If there is no bodily resurrection, then why would a cemetery matter at all to the Jewish community of Madison? Professor Jonathan Pollack suggests two potential reasons. Firstly, environmentalism has become an integral aspect of the Jewish belief system, as the idea that people came from dust and will return to dust is cherished by those of the Jewish faith. This actually enables the body to attain a certain form of immortality, as the prayer which leads into the Mourner’s Kaddish indicates: “All flesh is grass, and the goodliness thereof as the flower of the field. The grass withers, the flower fades. The body dies, and is laid in the earth.” The physical matter of the body decomposes and returns to the earth, fostering the growth of new organic life within the cemetery ecosystem, which thus also becomes a monument to the dead. The ubiquity of plant-life around Forest Hill makes it an ideal space for the bodies of the dead to re-enter this cycle of life.

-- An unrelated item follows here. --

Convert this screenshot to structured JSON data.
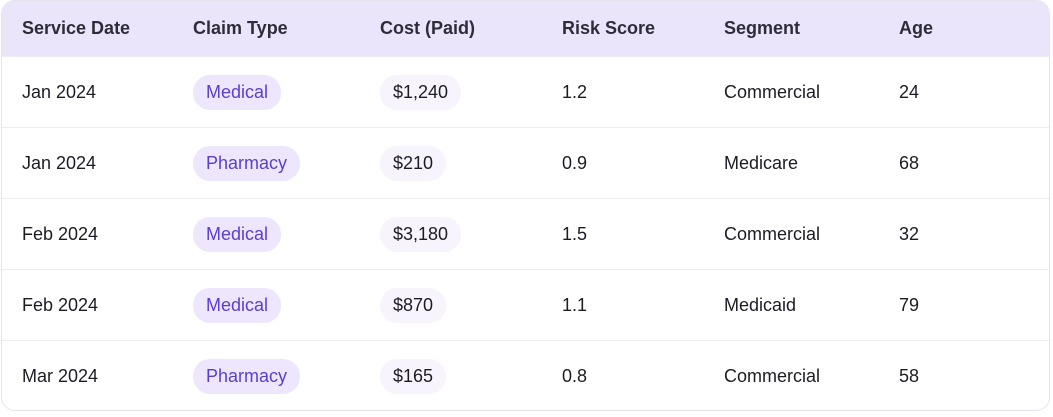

Secondly, the cemetery functions as a place of remembrance. Professor Pollack says that Jews have a history of “making someone immortal through stories,” by recounting anecdotes about the lives of the dead that preserve them as memories within the minds and hearts of the living. The cemetery-space, in which the names of the dead are memorialized, serves as a reminder to continue telling these stories, so that the community will not forget those who have passed. The mourning process is thus more for the mourners than for those who have died. The Kaddish is a public act, an act of mourning shared by the community, to which the congregation responds by coming over and talking to those who have lost loved ones, to remind the living, those left behind, to continue living, and that their community will always be there to look out for them. Shimon M. Glick characterizes the value of human life in Judaism as “infinite,” since “all mankind emerged from a single human being, Adam, and therefore every life has the potential of the entire world” (Glick 120). In other words, Jews do not live ethically because of hope for a celestial afterlife, but in order to make this life here on Earth more enjoyable and meaningful. Lived experiences are valued more highly than one’s experiences after death, and the mourning process serves primarily as a way to ensure that those experiences remain positive. The cemetery allows the dead to share in these experiences, reminding the living of their omnipresence in their lives, both as souls who have joined with God and as memories. Its sacredness derives not from Jewish cosmology per se, but from the personal, familial, and communal acts of remembrance which transpire in that space.
Sources:
Cohn-Sherbok, Dan. The Vision of Judaism. St. Paul, MN: Paragon House, 2004. Print.
Kraemer, David. The Meanings of Death in Rabbinic Judaism. New York: Routledge, 2000. Print.
Raphael, Simcha Paull. Jewish Views of the Afterlife. New York: Rowman & Littlefield Publishers Inc., 2009. Print.